(NEW YORK) Katten announced today that the firm successfully represented nonprofit Invisible Hands in an asset transfer to social service organization Commonpoint Queens, deepening the firm’s commitment to pro bono service and helping continue Invisible Hands' mission of free delivery of groceries, prescription medicine and other essentials to those in need.
Katten became engaged in the transactional pro bono matter after Katten CEO Noah Heller heard about Invisible Hands through his work as a member of the board of directors for Riley's Way Foundation, which has a mission of empowering the next generation of change leaders with the tools needed to make a positive impact in the world.
"I became impressed not only with the work of Invisible Hands but also its co-founder, Liam Elkind, who is beginning his studies as a Rhodes Scholar in Oxford this fall," Heller said.
Because of his upcoming move, Elkind sought assistance in transitioning the assets of the nonprofit, which he co-founded during the pandemic as a Yale University undergrad, over to another organization so operations could continue while he was at the University of Oxford.
Under the supervision of pro bono counsel Janet Goelz Hoffman, Insolvency and Restructuring partner Peter Knight and Corporate associate Daniel Imahiyerobo spearheaded the deal in an expedited timeframe to get Invisible Hands affiliated with Commonpoint Queens, a social services organization in New York.
"I love this kind of pro bono assignment. It's a fabulous experience for our young people and fun for partners to supervise. We use our sophisticated skills to make something positive happen for impactful organizations and a bright young attorney is mentored — it doesn't get any better than this," Hoffman said.
The attorneys worked on handling the transfer of assets, including the volunteer, recipient and donor lists, patent over the organization's app, employees, licenses and partnerships with vendors, advertising agreements, social media accounts and website domain names.
"Invisible Hands is a volunteer-led, volunteer-powered movement.
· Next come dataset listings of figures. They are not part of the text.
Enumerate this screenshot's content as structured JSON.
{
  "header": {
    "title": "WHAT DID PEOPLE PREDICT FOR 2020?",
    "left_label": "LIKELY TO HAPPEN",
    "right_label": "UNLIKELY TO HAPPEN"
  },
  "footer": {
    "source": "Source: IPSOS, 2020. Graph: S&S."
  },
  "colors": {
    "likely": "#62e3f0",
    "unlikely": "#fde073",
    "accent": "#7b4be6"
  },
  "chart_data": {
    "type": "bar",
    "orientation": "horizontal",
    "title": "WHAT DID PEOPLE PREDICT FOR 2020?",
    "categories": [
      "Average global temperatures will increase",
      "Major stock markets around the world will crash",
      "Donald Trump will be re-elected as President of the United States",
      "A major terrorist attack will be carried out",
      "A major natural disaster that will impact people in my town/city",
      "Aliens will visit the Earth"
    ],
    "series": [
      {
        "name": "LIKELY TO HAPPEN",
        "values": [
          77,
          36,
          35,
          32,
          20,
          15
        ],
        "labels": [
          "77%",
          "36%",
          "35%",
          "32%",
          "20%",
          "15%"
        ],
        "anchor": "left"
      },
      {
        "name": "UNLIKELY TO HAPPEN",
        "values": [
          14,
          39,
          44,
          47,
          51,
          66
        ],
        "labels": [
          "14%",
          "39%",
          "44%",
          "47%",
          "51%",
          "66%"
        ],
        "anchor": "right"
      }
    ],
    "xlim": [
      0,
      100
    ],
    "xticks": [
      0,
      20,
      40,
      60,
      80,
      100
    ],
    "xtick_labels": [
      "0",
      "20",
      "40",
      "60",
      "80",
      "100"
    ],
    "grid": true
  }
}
We know the power of volunteering, and we are so grateful to Noah, Janet, Peter, Daniel and the whole Katten team for their incredible pro bono support," Elkind said. "The exemplary team always worked quickly and diligently to ensure the process was smooth and effective. The nonprofit sector deserves and needs the kind of legal representation that Katten provided."
A transaction like this can be just as complex as when one hospital joins another hospital group, and can take anywhere from four months to over a year depending on negotiations — much longer than the two months in which Katten actually completed this deal in late August.
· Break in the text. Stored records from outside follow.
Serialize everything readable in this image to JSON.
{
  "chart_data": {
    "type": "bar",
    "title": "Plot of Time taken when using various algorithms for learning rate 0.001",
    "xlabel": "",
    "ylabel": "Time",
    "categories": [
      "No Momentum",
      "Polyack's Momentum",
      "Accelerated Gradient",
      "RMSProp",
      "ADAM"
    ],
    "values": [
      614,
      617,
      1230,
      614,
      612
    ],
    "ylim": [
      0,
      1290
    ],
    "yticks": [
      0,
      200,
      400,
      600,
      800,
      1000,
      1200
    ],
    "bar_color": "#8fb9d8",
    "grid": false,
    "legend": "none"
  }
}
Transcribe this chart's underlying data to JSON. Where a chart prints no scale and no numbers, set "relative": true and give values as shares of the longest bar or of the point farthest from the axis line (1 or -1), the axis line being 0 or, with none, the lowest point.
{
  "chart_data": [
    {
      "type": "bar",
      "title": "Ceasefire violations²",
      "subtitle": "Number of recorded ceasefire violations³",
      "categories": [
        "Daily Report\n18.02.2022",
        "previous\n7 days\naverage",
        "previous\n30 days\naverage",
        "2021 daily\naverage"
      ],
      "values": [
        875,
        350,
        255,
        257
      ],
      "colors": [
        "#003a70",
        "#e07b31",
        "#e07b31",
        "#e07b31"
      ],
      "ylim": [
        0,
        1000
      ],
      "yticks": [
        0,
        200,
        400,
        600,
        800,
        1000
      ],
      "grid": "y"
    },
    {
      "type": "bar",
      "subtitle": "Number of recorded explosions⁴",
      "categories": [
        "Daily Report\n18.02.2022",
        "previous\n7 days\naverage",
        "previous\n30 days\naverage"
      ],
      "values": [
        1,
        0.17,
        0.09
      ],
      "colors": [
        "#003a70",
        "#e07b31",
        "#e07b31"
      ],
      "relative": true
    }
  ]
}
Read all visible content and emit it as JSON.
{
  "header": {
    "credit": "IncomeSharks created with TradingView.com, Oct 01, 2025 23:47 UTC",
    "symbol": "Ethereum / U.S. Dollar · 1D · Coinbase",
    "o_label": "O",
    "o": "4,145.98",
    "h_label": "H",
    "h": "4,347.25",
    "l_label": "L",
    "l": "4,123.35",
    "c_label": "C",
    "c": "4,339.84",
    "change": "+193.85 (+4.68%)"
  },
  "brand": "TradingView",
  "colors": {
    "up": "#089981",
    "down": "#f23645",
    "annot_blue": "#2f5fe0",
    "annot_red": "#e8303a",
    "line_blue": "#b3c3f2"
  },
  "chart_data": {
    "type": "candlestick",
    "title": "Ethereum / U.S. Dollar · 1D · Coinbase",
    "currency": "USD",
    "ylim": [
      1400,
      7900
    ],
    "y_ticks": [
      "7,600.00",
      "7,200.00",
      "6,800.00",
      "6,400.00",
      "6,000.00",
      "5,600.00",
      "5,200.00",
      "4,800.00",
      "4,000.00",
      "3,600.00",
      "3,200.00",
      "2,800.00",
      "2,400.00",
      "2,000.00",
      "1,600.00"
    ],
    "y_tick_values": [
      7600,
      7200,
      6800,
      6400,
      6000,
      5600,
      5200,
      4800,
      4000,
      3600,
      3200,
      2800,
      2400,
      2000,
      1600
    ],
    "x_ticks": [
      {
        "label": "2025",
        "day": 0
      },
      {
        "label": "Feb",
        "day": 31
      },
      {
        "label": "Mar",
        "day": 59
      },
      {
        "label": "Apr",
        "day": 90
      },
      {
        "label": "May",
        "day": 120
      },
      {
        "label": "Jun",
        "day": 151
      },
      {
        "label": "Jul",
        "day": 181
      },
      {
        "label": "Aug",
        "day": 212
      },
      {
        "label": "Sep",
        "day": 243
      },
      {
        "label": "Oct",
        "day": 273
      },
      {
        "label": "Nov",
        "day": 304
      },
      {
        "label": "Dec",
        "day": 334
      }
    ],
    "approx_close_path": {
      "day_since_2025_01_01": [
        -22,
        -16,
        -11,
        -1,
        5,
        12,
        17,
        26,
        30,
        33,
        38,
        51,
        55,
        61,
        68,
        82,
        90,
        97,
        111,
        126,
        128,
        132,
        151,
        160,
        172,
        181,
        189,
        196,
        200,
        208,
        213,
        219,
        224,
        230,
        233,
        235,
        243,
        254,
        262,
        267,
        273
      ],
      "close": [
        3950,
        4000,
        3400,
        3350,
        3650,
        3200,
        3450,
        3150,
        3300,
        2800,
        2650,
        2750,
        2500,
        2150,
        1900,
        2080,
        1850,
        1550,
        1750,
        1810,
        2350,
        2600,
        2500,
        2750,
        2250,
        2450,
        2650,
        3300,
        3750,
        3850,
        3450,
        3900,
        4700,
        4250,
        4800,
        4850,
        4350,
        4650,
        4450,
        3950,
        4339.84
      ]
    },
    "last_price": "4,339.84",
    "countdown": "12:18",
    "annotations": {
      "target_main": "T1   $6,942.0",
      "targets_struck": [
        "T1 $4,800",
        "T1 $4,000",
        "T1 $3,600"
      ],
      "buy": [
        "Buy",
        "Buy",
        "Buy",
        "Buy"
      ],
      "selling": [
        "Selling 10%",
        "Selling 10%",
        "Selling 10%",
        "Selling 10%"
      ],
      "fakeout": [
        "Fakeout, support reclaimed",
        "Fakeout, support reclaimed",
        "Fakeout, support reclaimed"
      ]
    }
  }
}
"We provide our pro bono clients with the same level of service that we deliver to billable clients. Getting to make our small contribution to the work that they do for the community is one of the most rewarding parts of the job," Imahiyerobo said. "Handling this type of pro bono transaction also allowed me to take a step up in responsibility and gain valuable experience."
The additional Katten attorneys who were involved in the pro bono matter include Insurance and Risk Management partner Philip Nemecek, Intellectual Property associates Catherine O'Brien and Cynthia Martens, Corporate associate Jill Settlemyer and Litigation associate Andrew Schuyler.